Participating sites were asked to select individuals randomly from those attending during 2014 and/or 2015, but it is possible that more recent, and perhaps more regular, attenders were over-sampled as suggested by the fact that 62.0% of individuals had been reviewed within three months and 96.5% within one year preceding the audit. This may have led to over-estimation of rates of performance and recording of routine interventions.

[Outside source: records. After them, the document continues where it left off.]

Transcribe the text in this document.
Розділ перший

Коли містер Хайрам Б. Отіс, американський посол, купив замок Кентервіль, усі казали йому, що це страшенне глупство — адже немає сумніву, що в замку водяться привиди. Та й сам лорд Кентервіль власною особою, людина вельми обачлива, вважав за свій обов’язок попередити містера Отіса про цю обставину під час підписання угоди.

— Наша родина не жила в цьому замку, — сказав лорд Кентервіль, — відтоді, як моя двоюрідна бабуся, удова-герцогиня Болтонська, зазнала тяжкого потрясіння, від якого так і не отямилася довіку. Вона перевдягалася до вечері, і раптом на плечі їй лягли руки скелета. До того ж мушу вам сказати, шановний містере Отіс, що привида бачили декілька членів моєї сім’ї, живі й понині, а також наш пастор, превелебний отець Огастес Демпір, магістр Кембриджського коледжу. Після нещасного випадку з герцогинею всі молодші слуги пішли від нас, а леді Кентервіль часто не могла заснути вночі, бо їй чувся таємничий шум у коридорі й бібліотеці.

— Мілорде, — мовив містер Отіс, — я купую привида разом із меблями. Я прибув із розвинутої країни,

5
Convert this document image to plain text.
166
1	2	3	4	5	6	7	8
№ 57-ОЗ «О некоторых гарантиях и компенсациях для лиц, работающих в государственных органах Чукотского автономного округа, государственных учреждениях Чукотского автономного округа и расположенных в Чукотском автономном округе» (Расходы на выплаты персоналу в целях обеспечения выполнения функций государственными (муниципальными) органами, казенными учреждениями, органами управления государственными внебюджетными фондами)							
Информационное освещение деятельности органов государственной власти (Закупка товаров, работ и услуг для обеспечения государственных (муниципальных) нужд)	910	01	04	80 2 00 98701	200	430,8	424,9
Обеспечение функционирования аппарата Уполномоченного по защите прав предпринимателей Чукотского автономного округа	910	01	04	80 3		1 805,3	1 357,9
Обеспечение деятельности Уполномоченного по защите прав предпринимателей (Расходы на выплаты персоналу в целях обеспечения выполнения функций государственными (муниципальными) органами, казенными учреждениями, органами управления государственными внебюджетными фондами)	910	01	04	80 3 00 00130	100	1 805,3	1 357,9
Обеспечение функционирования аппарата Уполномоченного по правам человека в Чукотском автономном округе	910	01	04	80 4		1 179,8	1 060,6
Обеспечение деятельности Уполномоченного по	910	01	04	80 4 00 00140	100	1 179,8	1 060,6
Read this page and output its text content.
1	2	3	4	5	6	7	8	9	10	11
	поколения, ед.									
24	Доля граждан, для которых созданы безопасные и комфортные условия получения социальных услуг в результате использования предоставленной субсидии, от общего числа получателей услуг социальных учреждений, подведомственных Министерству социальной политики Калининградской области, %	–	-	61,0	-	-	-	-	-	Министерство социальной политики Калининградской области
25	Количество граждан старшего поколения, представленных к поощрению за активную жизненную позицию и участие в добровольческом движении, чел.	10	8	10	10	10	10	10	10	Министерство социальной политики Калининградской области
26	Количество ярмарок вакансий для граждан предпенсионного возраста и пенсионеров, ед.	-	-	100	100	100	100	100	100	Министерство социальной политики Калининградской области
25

There was also difficulty in interpreting some targets in the BHIVA guidelines. For example the 90% target for baseline resistance testing (or sample storage) is applicable for new incident diagnoses but less clear for individuals established in HIV care. As baseline resistance has ongoing clinical relevance, it is important this information remains accessible, including when individuals transfer care between clinics. We considered the target not met (80.8% individuals having recorded test or sample stored) although only 1.4% were known to be untested and some of these may have started ART before resistance testing was in use. As for all the monitoring outcomes some findings may reflect incomplete recording or reporting rather than performance.

Conclusion

Clinical services should review and develop systems to prompt both performance and recording of recommended interventions. Some sites have an ‘annual review’ system or electronic reminders for monitoring and, if adopted more widely, these may improve compliance with the monitoring guidelines. There may be a perception that primary care is responsible for certain monitoring and services such as cardiovascular risk and providing most vaccinations. Hence greater clarity from commissioners about where responsibility lies in these areas, particularly in what the forthcoming tariffs for HIV care cover, will help HIV services focus on areas they are responsible for. Improved communication between HIV and primary care services would streamline and improve care for people living with HIV. Clinical services should also develop improved strategies to care for older patients living with HIV [13].